NBC 5 spoke with Plano Police Chief Ed Drain shortly after the revelation.

Drain said ‘someone’ could face charges in the home explosion but would not elaborate about what charges could be leveled or who could be facing the charges.

Drain has a message for residents of Plano.

“I think the residents can rest assured that we can say now this wasn’t related to some defect in gas,” he said. “We don’t have a serial arsonist bomber out there causing a threat.”

Asked whether he’s disappointed to hear the explosion could in fact be intentional, Drain said:

“I’m always disappointed if people are hurt, whether it’s accidental or intentional. To see the destruction this caused is very disappointing.”

Plano Fire Rescue Chief Sam Greif spoke with NBC 5 about the quick response Monday afternoon.

“As far as our response goes, I’m like a Proud Papa. I got on scene pretty early and my troops had it under control from get-go. They train for these moments,” he said.

Chief Greif said that after hours of sifting through the pile of rubble, investigators believe they’ve zeroed in on the source of the isolated gas leak.

“This was not a system problem where the meter was leaking inside or outside,” The leak was definitely in this home.”

Asked how confident he is in the investigators’ findings, “I’m extremely confident that when they say this is the cause, that’s the cause. I will tell you that it’s arduous, dirty work, but they are highly trained.”

The fire chief hopes additional details will ease concerns about the neighborhood or city’s safety.
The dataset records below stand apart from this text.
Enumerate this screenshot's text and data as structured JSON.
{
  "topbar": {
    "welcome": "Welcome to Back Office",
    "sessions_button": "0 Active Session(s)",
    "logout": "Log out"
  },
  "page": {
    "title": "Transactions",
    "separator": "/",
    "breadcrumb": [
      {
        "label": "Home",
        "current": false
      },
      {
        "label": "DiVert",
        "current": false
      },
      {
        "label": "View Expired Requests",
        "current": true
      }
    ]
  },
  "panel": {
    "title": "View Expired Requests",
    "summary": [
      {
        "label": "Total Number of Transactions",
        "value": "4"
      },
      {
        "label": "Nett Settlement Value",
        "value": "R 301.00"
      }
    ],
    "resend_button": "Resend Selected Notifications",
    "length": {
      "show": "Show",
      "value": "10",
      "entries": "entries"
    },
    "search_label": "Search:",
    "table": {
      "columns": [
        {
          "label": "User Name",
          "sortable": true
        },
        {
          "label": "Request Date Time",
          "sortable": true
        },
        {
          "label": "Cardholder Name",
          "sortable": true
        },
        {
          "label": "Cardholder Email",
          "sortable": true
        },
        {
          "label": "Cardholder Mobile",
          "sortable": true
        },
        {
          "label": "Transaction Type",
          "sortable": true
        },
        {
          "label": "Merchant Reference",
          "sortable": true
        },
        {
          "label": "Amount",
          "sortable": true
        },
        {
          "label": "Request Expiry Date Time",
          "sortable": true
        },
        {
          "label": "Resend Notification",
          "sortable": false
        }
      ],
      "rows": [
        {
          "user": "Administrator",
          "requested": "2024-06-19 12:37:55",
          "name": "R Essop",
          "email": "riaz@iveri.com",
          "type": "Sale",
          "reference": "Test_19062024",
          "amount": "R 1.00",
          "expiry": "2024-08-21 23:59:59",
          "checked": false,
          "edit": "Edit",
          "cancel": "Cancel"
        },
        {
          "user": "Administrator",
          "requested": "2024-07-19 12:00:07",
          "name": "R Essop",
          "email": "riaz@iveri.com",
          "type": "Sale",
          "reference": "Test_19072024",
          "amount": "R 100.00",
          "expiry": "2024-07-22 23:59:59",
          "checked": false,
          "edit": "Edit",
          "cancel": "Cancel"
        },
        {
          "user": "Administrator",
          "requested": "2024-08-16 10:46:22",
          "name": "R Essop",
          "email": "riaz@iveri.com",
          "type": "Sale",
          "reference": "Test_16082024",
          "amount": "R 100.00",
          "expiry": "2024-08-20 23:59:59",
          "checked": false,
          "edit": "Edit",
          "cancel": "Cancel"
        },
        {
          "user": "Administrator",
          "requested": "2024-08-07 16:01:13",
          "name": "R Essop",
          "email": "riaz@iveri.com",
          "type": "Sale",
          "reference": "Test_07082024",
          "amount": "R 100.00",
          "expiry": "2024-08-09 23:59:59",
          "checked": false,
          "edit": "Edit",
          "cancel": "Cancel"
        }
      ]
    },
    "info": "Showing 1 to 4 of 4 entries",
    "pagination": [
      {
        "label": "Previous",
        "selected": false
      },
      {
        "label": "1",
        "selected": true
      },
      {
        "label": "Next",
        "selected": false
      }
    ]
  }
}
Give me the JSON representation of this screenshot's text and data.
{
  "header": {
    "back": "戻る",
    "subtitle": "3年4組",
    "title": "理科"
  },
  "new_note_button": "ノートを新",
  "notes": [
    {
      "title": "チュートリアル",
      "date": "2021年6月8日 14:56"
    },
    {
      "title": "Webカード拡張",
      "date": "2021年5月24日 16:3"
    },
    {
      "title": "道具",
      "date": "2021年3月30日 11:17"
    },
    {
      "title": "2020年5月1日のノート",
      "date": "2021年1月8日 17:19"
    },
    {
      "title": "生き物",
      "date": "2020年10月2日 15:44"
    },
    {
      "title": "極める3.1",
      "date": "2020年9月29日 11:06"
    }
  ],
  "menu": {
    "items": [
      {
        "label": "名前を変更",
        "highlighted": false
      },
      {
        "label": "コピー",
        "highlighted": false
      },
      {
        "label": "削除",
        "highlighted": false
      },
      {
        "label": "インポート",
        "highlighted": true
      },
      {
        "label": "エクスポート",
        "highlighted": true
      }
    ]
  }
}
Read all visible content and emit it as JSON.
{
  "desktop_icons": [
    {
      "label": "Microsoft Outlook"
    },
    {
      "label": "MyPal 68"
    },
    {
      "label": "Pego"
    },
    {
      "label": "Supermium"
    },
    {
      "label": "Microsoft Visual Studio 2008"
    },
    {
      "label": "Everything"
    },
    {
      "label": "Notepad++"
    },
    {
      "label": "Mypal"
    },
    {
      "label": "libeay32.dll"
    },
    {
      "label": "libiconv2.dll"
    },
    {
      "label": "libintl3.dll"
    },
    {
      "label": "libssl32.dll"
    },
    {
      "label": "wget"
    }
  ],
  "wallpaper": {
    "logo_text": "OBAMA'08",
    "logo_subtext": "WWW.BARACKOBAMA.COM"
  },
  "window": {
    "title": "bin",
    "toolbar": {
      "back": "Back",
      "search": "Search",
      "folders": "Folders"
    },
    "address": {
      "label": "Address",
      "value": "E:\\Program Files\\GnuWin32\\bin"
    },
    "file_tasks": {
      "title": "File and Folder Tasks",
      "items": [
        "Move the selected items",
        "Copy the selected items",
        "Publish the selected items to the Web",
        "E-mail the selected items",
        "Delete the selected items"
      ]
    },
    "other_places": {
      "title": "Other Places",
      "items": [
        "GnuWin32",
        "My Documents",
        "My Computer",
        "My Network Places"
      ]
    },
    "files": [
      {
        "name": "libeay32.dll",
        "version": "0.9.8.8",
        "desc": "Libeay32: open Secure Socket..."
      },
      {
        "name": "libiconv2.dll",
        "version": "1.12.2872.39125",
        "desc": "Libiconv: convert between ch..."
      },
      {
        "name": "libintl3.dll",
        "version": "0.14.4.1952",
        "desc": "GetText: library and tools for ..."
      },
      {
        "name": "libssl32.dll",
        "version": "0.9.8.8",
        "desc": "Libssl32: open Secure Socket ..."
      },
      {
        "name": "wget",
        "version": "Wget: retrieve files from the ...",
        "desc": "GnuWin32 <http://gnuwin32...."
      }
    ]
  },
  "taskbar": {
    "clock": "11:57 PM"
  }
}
“I would tell them from this incident: to rest easy,” said Greif. “It’s an isolated incident specific to that house. I can tell you the leak was in that house.”

NBC 5 previously reported Jenn and Philip Jagielski, who live next door to the home that exploded, were inside their home with their three children at the time of the blast and were all injured. A close friend told NBC 5 their three kids, under the age of 10, are out of the hospital and with relatives. In a Facebook post, Jennifer Jagielski said she was released from the hospital Wednesday with dozens of stitches. She said her sons left the scene nearly unscathed. There is a GoFundMe set up for the family to help them out.

If you suspect a natural gas leak, Atmos says you should leave the area immediately and call 911 once you're a safe distance away. They ask you also call Atmos Energy's 24-hour toll-free emergency number at 866-322-8667.